Mechanism of alcohol oxidation by trans-dioxoruthenium(VI): the effect of driving force on reactivity

Abstract

The effect of driving force on the rate of oxidation of alcohols by trans-[Ru^VILO₂]²⁺{L¹=(2,2′-bipyridine)₂; L²=N,N′-dimethyl-6,7,8,9,10,11,17,18-octahydro-5H-dibenzo[en][1,4,8,12]dioxadiaza-cyclopentadecine; L³=N,N′-dimethyl-N,N′-bis(2-pyridylmethyl)propylenediamine; L⁴=meso-2,3,7,11,12-pentamethyl-3,7,11,17-tetraazabicyclo[11.3.1]heptadeca-1(17),13,15-triene; L⁵= 1,4,8,11-tetramethyl-1,4,8,11-tetraazacyclotetradecane} with E°(Ru^VI–Ru^IV) ranging from 0.66 to 1.01 V vs. saturated calomel electrode has been investigated. In most cases the complexes behave as two-electron oxidants being reduced to trans-[Ru^IVL(O)(H₂O)]²⁺. The rate constants (k₂) for alcohol oxidation increase with E° of the ruthenium oxidant.

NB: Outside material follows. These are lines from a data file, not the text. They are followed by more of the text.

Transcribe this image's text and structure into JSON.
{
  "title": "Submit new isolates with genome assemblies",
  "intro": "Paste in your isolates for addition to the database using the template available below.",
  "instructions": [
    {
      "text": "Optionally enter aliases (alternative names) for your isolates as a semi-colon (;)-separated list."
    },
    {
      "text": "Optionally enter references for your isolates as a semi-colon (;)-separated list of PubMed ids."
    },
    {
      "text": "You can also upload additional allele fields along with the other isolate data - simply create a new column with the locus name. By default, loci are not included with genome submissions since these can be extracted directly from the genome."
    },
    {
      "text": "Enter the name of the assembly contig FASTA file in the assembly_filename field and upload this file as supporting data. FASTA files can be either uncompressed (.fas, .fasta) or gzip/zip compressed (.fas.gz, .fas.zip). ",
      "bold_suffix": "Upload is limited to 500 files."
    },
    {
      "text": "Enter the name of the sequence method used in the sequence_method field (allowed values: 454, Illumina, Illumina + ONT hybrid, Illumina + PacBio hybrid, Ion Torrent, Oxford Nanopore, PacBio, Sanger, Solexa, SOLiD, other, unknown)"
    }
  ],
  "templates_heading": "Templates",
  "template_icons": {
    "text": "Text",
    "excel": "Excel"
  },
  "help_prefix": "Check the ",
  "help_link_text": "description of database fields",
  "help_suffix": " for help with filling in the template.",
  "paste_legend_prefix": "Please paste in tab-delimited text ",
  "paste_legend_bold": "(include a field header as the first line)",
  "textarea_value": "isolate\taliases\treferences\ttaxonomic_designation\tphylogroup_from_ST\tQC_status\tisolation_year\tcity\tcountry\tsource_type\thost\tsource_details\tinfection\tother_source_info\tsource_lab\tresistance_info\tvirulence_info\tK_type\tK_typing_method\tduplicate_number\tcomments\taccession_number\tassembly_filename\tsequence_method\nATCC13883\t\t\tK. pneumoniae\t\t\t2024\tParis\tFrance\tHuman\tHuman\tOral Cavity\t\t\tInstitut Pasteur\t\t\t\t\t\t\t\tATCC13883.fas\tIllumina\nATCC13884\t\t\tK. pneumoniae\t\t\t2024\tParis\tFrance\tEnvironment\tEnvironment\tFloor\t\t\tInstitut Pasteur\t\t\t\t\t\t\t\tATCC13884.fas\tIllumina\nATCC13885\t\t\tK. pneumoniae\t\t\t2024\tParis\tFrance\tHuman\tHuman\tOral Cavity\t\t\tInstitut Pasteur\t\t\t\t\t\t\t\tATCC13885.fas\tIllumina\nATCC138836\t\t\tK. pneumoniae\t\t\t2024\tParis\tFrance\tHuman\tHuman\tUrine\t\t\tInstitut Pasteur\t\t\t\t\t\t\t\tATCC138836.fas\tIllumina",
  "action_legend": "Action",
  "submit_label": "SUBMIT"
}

The slopes of the linear free-energy plots of log k₂vs. E° for benzyl alcohol and propan-2-ol are –14.7 and –16.9 V^–1 respectively. The oxidation is accompanied by large kinetic α-C–H bond isotope effects and negative ΔS^‡ values, suggesting association of RuO and the α-C–H bond in the transition state. For trans-[Ru^VIL²O₂]²⁺ the existence of a linear free-energy relationship between log k₂ and the ionization energies of the alcohols and the large negative ρ values in Hammett plots for the oxidation of substituted benzyl alcohols indicate a charge-transfer mechanism. A common mechanism involving either a hydride or hydrogen atom abstraction is proposed.